Nigeria’s foreign reserves depleted by $1 billion in August 2019. This is reflected in the data published on the website of the Central Bank of Nigeria (CBN).
According to the data obtained from the apex bank’s website, Nigeria’s foreign reserves stood at $45 billion on the 25th of July 2019, while the figure has recorded a decrease and stood at $44 billion as of 23rd August 2019.
A closer look: Nigeria’s foreign reserves crossed the $45 billion thresholds in May 2019. Hence, the reserves had built significantly until the recent free fall.
- The latest drop is the biggest of Nigeria’s foreign reserves in 17 months.
- The last time Nigeria posted exactly $44 billion reserves was March 2018.
- Nairametrics had equally published in its recent articles that the country’s reserves have been falling in recent weeks.

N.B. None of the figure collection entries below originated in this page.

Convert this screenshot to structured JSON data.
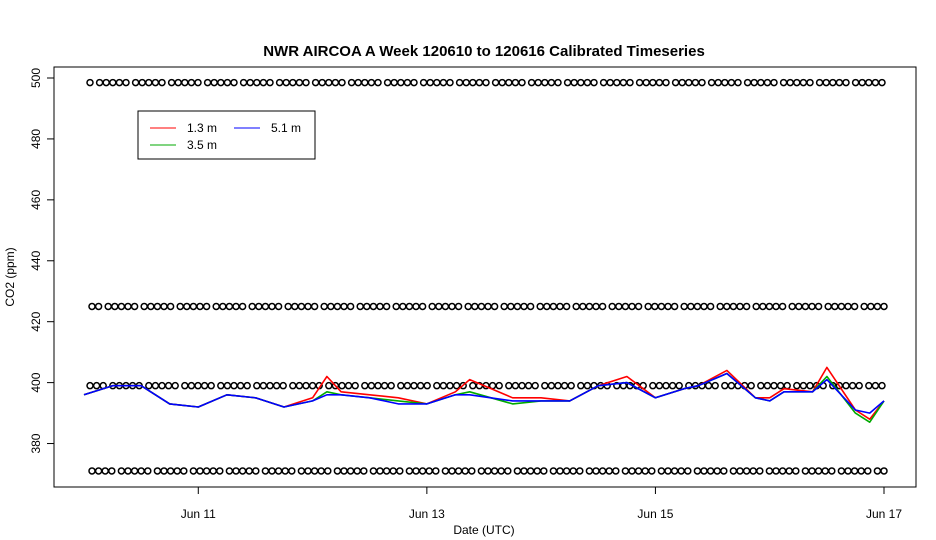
{
  "chart_data": {
    "type": "line",
    "title": "NWR AIRCOA A  Week 120610 to 120616  Calibrated Timeseries",
    "xlabel": "Date (UTC)",
    "ylabel": "CO2 (ppm)",
    "xlim": [
      "2012-06-10T00:00",
      "2012-06-17T00:00"
    ],
    "ylim": [
      370,
      500
    ],
    "x_ticks": [
      {
        "value": "2012-06-11",
        "label": "Jun 11"
      },
      {
        "value": "2012-06-13",
        "label": "Jun 13"
      },
      {
        "value": "2012-06-15",
        "label": "Jun 15"
      },
      {
        "value": "2012-06-17",
        "label": "Jun 17"
      }
    ],
    "y_ticks": [
      380,
      400,
      420,
      440,
      460,
      480,
      500
    ],
    "grid": false,
    "legend": {
      "position": "top-left",
      "entries": [
        "1.3 m",
        "3.5 m",
        "5.1 m"
      ]
    },
    "colors": {
      "1.3 m": "#ff0000",
      "3.5 m": "#00aa00",
      "5.1 m": "#0000ff",
      "reference": "#000000"
    },
    "reference_levels": [
      {
        "name": "",
        "y": 498.5
      },
      {
        "name": "",
        "y": 425
      },
      {
        "name": "",
        "y": 399
      },
      {
        "name": "",
        "y": 371
      }
    ],
    "series": [
      {
        "name": "1.3 m",
        "x": [
          "2012-06-10T00:00",
          "2012-06-10T06:00",
          "2012-06-10T12:00",
          "2012-06-10T18:00",
          "2012-06-11T00:00",
          "2012-06-11T06:00",
          "2012-06-11T12:00",
          "2012-06-11T18:00",
          "2012-06-12T00:00",
          "2012-06-12T03:00",
          "2012-06-12T06:00",
          "2012-06-12T12:00",
          "2012-06-12T18:00",
          "2012-06-13T00:00",
          "2012-06-13T06:00",
          "2012-06-13T09:00",
          "2012-06-13T18:00",
          "2012-06-14T00:00",
          "2012-06-14T06:00",
          "2012-06-14T12:00",
          "2012-06-14T18:00",
          "2012-06-15T00:00",
          "2012-06-15T06:00",
          "2012-06-15T09:00",
          "2012-06-15T15:00",
          "2012-06-15T21:00",
          "2012-06-16T00:00",
          "2012-06-16T03:00",
          "2012-06-16T09:00",
          "2012-06-16T12:00",
          "2012-06-16T18:00",
          "2012-06-16T21:00",
          "2012-06-17T00:00"
        ],
        "y": [
          396,
          399,
          399,
          393,
          392,
          396,
          395,
          392,
          395,
          402,
          397,
          396,
          395,
          393,
          397,
          401,
          395,
          395,
          394,
          399,
          402,
          395,
          398,
          399,
          404,
          395,
          395,
          398,
          397,
          405,
          391,
          388,
          394
        ]
      },
      {
        "name": "3.5 m",
        "x": [
          "2012-06-10T00:00",
          "2012-06-10T06:00",
          "2012-06-10T12:00",
          "2012-06-10T18:00",
          "2012-06-11T00:00",
          "2012-06-11T06:00",
          "2012-06-11T12:00",
          "2012-06-11T18:00",
          "2012-06-12T00:00",
          "2012-06-12T03:00",
          "2012-06-12T06:00",
          "2012-06-12T12:00",
          "2012-06-12T18:00",
          "2012-06-13T00:00",
          "2012-06-13T06:00",
          "2012-06-13T09:00",
          "2012-06-13T18:00",
          "2012-06-14T00:00",
          "2012-06-14T06:00",
          "2012-06-14T12:00",
          "2012-06-14T18:00",
          "2012-06-15T00:00",
          "2012-06-15T06:00",
          "2012-06-15T09:00",
          "2012-06-15T15:00",
          "2012-06-15T21:00",
          "2012-06-16T00:00",
          "2012-06-16T03:00",
          "2012-06-16T09:00",
          "2012-06-16T12:00",
          "2012-06-16T18:00",
          "2012-06-16T21:00",
          "2012-06-17T00:00"
        ],
        "y": [
          396,
          399,
          399,
          393,
          392,
          396,
          395,
          392,
          394,
          397,
          396,
          395,
          394,
          393,
          396,
          397,
          393,
          394,
          394,
          399,
          400,
          395,
          398,
          399,
          403,
          395,
          394,
          397,
          397,
          402,
          390,
          387,
          394
        ]
      },
      {
        "name": "5.1 m",
        "x": [
          "2012-06-10T00:00",
          "2012-06-10T06:00",
          "2012-06-10T12:00",
          "2012-06-10T18:00",
          "2012-06-11T00:00",
          "2012-06-11T06:00",
          "2012-06-11T12:00",
          "2012-06-11T18:00",
          "2012-06-12T00:00",
          "2012-06-12T03:00",
          "2012-06-12T06:00",
          "2012-06-12T12:00",
          "2012-06-12T18:00",
          "2012-06-13T00:00",
          "2012-06-13T06:00",
          "2012-06-13T09:00",
          "2012-06-13T18:00",
          "2012-06-14T00:00",
          "2012-06-14T06:00",
          "2012-06-14T12:00",
          "2012-06-14T18:00",
          "2012-06-15T00:00",
          "2012-06-15T06:00",
          "2012-06-15T09:00",
          "2012-06-15T15:00",
          "2012-06-15T21:00",
          "2012-06-16T00:00",
          "2012-06-16T03:00",
          "2012-06-16T09:00",
          "2012-06-16T12:00",
          "2012-06-16T18:00",
          "2012-06-16T21:00",
          "2012-06-17T00:00"
        ],
        "y": [
          396,
          399,
          399,
          393,
          392,
          396,
          395,
          392,
          394,
          396,
          396,
          395,
          393,
          393,
          396,
          396,
          394,
          394,
          394,
          399,
          400,
          395,
          398,
          399,
          403,
          395,
          394,
          397,
          397,
          401,
          391,
          390,
          394
        ]
      }
    ]
  }
}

- In May 2019, the external reserves rose by $212.2 million to hit $45 billion mark
- Specifically, it took Nigeria 8 months to build the external reserves to hit the $45 billion in May 2019.
- On August 7th, a report by Nariametrics established the external reserves fell by $327 million in less than four weeks.
The reasons: While this is a major concern for the Nigerian economy, possible factors that must have triggered this big fall include the big drop in oil price, rise in the importation, CBN intervention foreign exchange windows among others.
- For instance, Brent oil price currently hovers around $50 a barrel, as trade tension between the U.S and China intensifies.
- As at the time of filing this report, data from oilprice.com shows that bent crude oil price closed at $58.3 a barrel on Tuesday.
- An earlier report showed that the sharp drop in oil price might threaten the implementation of Nigeria’s 2019 budget that was benchmarked at $60 crude oil per barrel.
- Other factors that may be responsible include the slow down in the capital market and possibly CBN interventions in the Investors and Exporters’ window (I&E).
- Also, the growing external debt may also be frustrating the Federal Government into a financial strain.
- While Nigeria’s debt profile has become worrisome, with the declining oil price, the country’s reserves are the last resort.
Brewing Concerns: The Central Bank moves in recent times suggest that the declining foreign reserves are a major source of concern. Analysts have noted that the CBN would have to respond with policy measures to avert slump in the economy in the face of unfolding trade realities.
- The most recent policies of the CBN to conserve the country’s reserves include the planned Forex restrictions on food importation, milk and other dairy products.
- The major decline in the country’s reserves means the continuous fall in oil prices is already biting very hard and this may put the economy in a bad state.